- Everyone’s favourite celebrity chef, Anthony Bourdain, is getting his own A24 biopic, Tony, starring Dominic Sessa, Emilia Jones, Leo Woodall, and Antonio Banderas.
- The film charts Bourdain’s early life as a 19-year-old, before he became famous, as he learned to cook at a restaurant on Cape Cod.
- Tony is set to arrive in theatres in August this year.
Eight years after his death, Anthony Bourdain is finally getting the silver screen treatment, and if the first trailer is anything to go by, it’s going to be well worth the wait.
A24 has unveiled the first look at Tony, a biographical drama starring Dominic Sessa (The Holdovers) as a 19-year-old Bourdain. Directed by Matt Johnson and set in 1976, the film follows a young Bourdain who wants to be a writer but takes a summer job at a Cape Cod restaurant, learning under a Brazilian-born restaurateur played by Antonio Banderas.
With Banderas locked in as a strict, but ultimately loving mentor, the rest of the cast includes Emilia Jones, Leo Woodall, Dagmara Dominczyk, Rich Sommers, and, as something of a wildcard, comedian Stavros Halkias.
RELATED: The Latest Trailer For Christopher Nolan’s ‘The Odyssey’ Is Absolutely Epic

It’s a stacked ensemble for a story that, on paper, covers only a sliver of Bourdain’s life, but that focused restraint will hopefully be the film’s strength as it tells the story of Bourdain’s most formative years.

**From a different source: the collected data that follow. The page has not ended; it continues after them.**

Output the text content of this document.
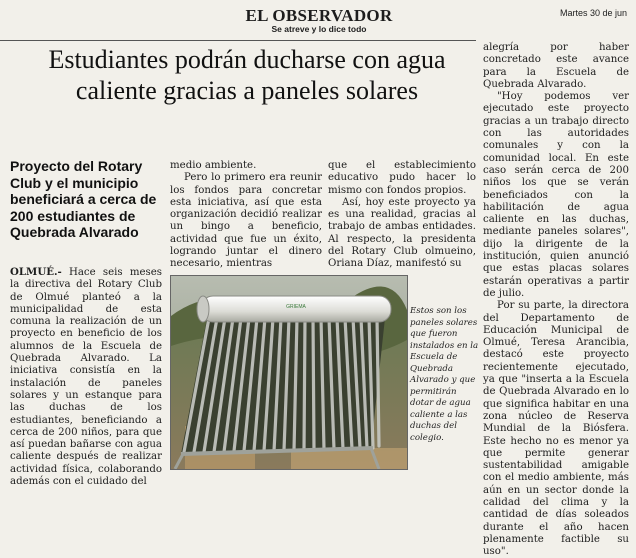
EL OBSERVADOR
Se atreve y lo dice todo
Martes 30 de jun
Estudiantes podrán ducharse con agua caliente gracias a paneles solares
Proyecto del Rotary Club y el municipio beneficiará a cerca de 200 estudiantes de Quebrada Alvarado

OLMUÉ.- Hace seis meses la directiva del Rotary Club de Olmué planteó a la municipalidad de esta comuna la realización de un proyecto en beneficio de los alumnos de la Escuela de Quebrada Alvarado. La iniciativa consistía en la instalación de paneles solares y un estanque para las duchas de los estudiantes, beneficiando a cerca de 200 niños, para que así puedan bañarse con agua caliente después de realizar actividad física, colaborando además con el cuidado del

medio ambiente.

Pero lo primero era reunir los fondos para concretar esta iniciativa, así que esta organización decidió realizar un bingo a beneficio, actividad que fue un éxito, logrando juntar el dinero necesario, mientras

que el establecimiento educativo pudo hacer lo mismo con fondos propios.

Así, hoy este proyecto ya es una realidad, gracias al trabajo de ambas entidades. Al respecto, la presidenta del Rotary Club olmueino, Oriana Díaz, manifestó su

alegría por haber concretado este avance para la Escuela de Quebrada Alvarado.

"Hoy podemos ver ejecutado este proyecto gracias a un trabajo directo con las autoridades comunales y con la comunidad local. En este caso serán cerca de 200 niños los que se verán beneficiados con la habilitación de agua caliente en las duchas, mediante paneles solares", dijo la dirigente de la institución, quien anunció que estas placas solares estarán operativas a partir de julio.

Por su parte, la directora del Departamento de Educación Municipal de Olmué, Teresa Arancibia, destacó este proyecto recientemente ejecutado, ya que "inserta a la Escuela de Quebrada Alvarado en lo que significa habitar en una zona núcleo de Reserva Mundial de la Biósfera. Este hecho no es menor ya que permite generar sustentabilidad amigable con el medio ambiente, más aún en un sector donde la calidad del clima y la cantidad de días soleados durante el año hacen plenamente factible su uso".

GRIEMA	Estos son los paneles solares que fueron instalados en la Escuela de Quebrada Alvarado y que permitirán dotar de agua caliente a las duchas del colegio.
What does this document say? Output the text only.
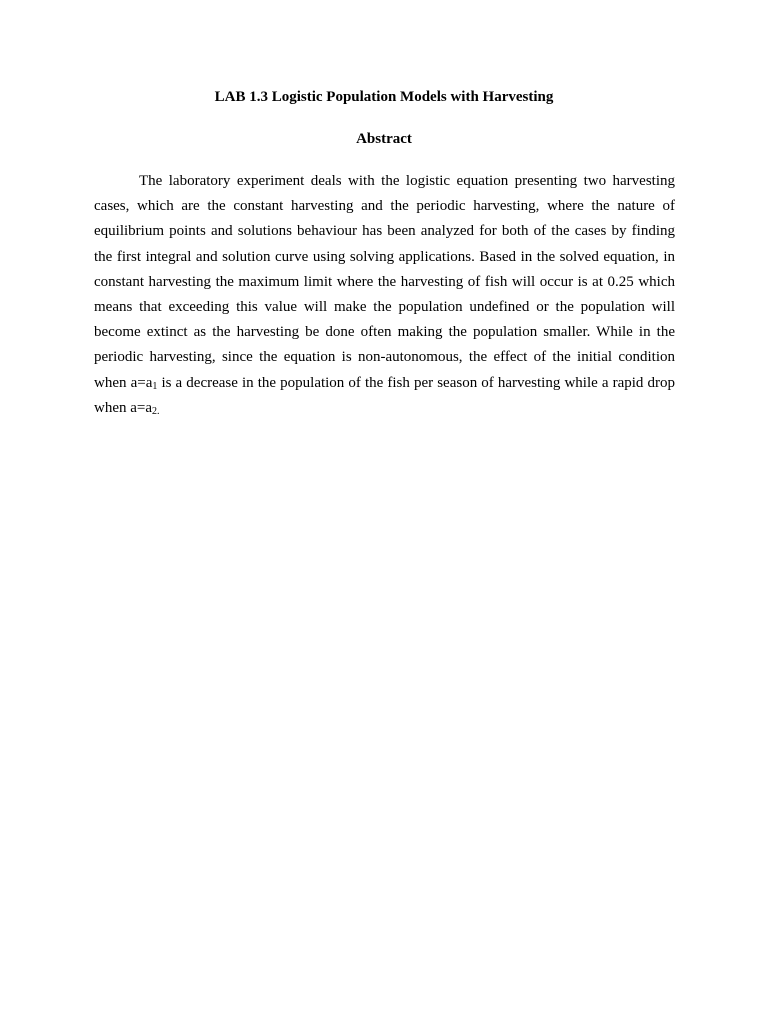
LAB 1.3 Logistic Population Models with Harvesting
Abstract

The laboratory experiment deals with the logistic equation presenting two harvesting cases, which are the constant harvesting and the periodic harvesting, where the nature of equilibrium points and solutions behaviour has been analyzed for both of the cases by finding the first integral and solution curve using solving applications. Based in the solved equation, in constant harvesting the maximum limit where the harvesting of fish will occur is at 0.25 which means that exceeding this value will make the population undefined or the population will become extinct as the harvesting be done often making the population smaller. While in the periodic harvesting, since the equation is non-autonomous, the effect of the initial condition when $a=a_1$ is a decrease in the population of the fish per season of harvesting while a rapid drop when $a=a_{2.}$
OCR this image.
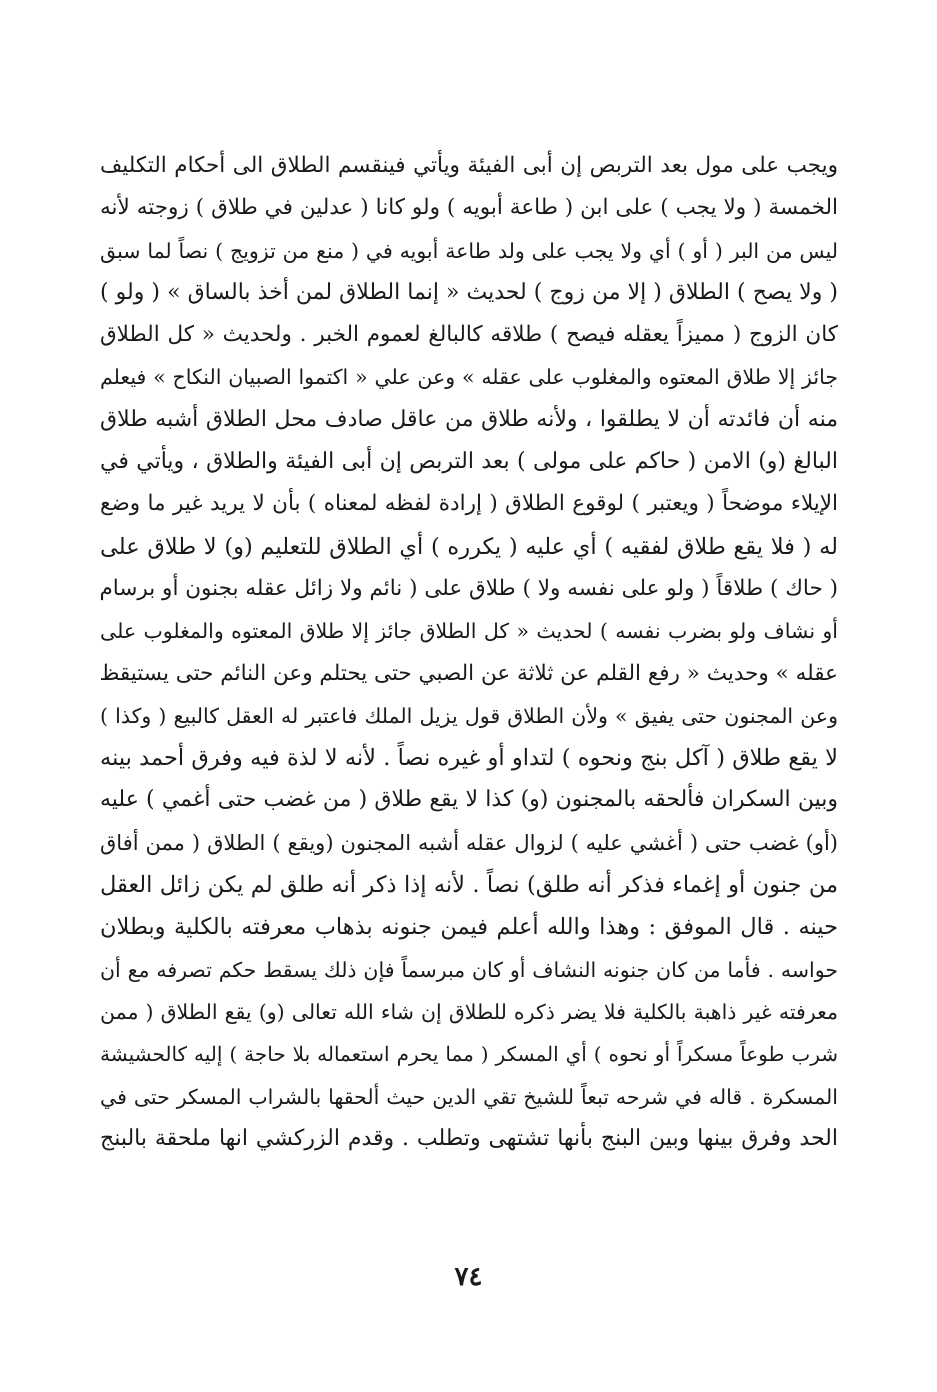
ويجب على مول بعد التربص إن أبى الفيئة ويأتي فينقسم الطلاق الى أحكام التكليف
الخمسة ( ولا يجب ) على ابن ( طاعة أبويه ) ولو كانا ( عدلين في طلاق ) زوجته لأنه
ليس من البر ( أو ) أي ولا يجب على ولد طاعة أبويه في ( منع من تزويج ) نصاً لما سبق
( ولا يصح ) الطلاق ( إلا من زوج ) لحديث « إنما الطلاق لمن أخذ بالساق » ( ولو )
كان الزوج ( مميزاً يعقله فيصح ) طلاقه كالبالغ لعموم الخبر . ولحديث « كل الطلاق
جائز إلا طلاق المعتوه والمغلوب على عقله » وعن علي « اكتموا الصبيان النكاح » فيعلم
منه أن فائدته أن لا يطلقوا ، ولأنه طلاق من عاقل صادف محل الطلاق أشبه طلاق
البالغ (و) الامن ( حاكم على مولى ) بعد التربص إن أبى الفيئة والطلاق ، ويأتي في
الإيلاء موضحاً ( ويعتبر ) لوقوع الطلاق ( إرادة لفظه لمعناه ) بأن لا يريد غير ما وضع
له ( فلا يقع طلاق لفقيه ) أي عليه ( يكرره ) أي الطلاق للتعليم (و) لا طلاق على
( حاك ) طلاقاً ( ولو على نفسه ولا ) طلاق على ( نائم ولا زائل عقله بجنون أو برسام
أو نشاف ولو بضرب نفسه ) لحديث « كل الطلاق جائز إلا طلاق المعتوه والمغلوب على
عقله » وحديث « رفع القلم عن ثلاثة عن الصبي حتى يحتلم وعن النائم حتى يستيقظ
وعن المجنون حتى يفيق » ولأن الطلاق قول يزيل الملك فاعتبر له العقل كالبيع ( وكذا )
لا يقع طلاق ( آكل بنج ونحوه ) لتداو أو غيره نصاً . لأنه لا لذة فيه وفرق أحمد بينه
وبين السكران فألحقه بالمجنون (و) كذا لا يقع طلاق ( من غضب حتى أغمي ) عليه
(أو) غضب حتى ( أغشي عليه ) لزوال عقله أشبه المجنون (ويقع ) الطلاق ( ممن أفاق
من جنون أو إغماء فذكر أنه طلق) نصاً . لأنه إذا ذكر أنه طلق لم يكن زائل العقل
حينه . قال الموفق : وهذا والله أعلم فيمن جنونه بذهاب معرفته بالكلية وبطلان
حواسه . فأما من كان جنونه النشاف أو كان مبرسماً فإن ذلك يسقط حكم تصرفه مع أن
معرفته غير ذاهبة بالكلية فلا يضر ذكره للطلاق إن شاء الله تعالى (و) يقع الطلاق ( ممن
شرب طوعاً مسكراً أو نحوه ) أي المسكر ( مما يحرم استعماله بلا حاجة ) إليه كالحشيشة
المسكرة . قاله في شرحه تبعاً للشيخ تقي الدين حيث ألحقها بالشراب المسكر حتى في
الحد وفرق بينها وبين البنج بأنها تشتهى وتطلب . وقدم الزركشي انها ملحقة بالبنج
٧٤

Rather than cramming decades of a complicated man’s life into two hours, Tony locks in on a single summer that was the moment a restless young man found his calling in the kitchen.
“It’s a story about a young man who’s f–ing up and figuring it out,” Sessa told i-D. “That was incredibly relatable to me, and the main reason I wanted to do it.”

For die-hard Bourdain fans who believe a film like this would have gone against the late chef’s wishes, the Tony biopic does have the blessing of his estate, publishing a statement of support, which reads:
“We chose to support Tony because it is not a standard biopic and doesn’t attempt to summarise a life. Guided by the vision of director Matt Johnson, the film depicts one transformative summer in 1975 in Provincetown, Massachusetts. It is an interpretation, as that part of Tony’s life will always remain somewhat unknown.”
“We appreciate the portrayal of Tony’s complexity, his intellectual appetite and his conviction – qualities that eventually took him around the globe and endeared him to so many. We hope this film serves as a reminder that every journey has a start, and that audiences see the beginnings of the man who taught us how to be better explorers on our own paths.”
If the final edit carries the same raw, unsentimental energy as its trailer, Tony could be one of this year’s best films. Tony is set to arrive in theatres in August this year.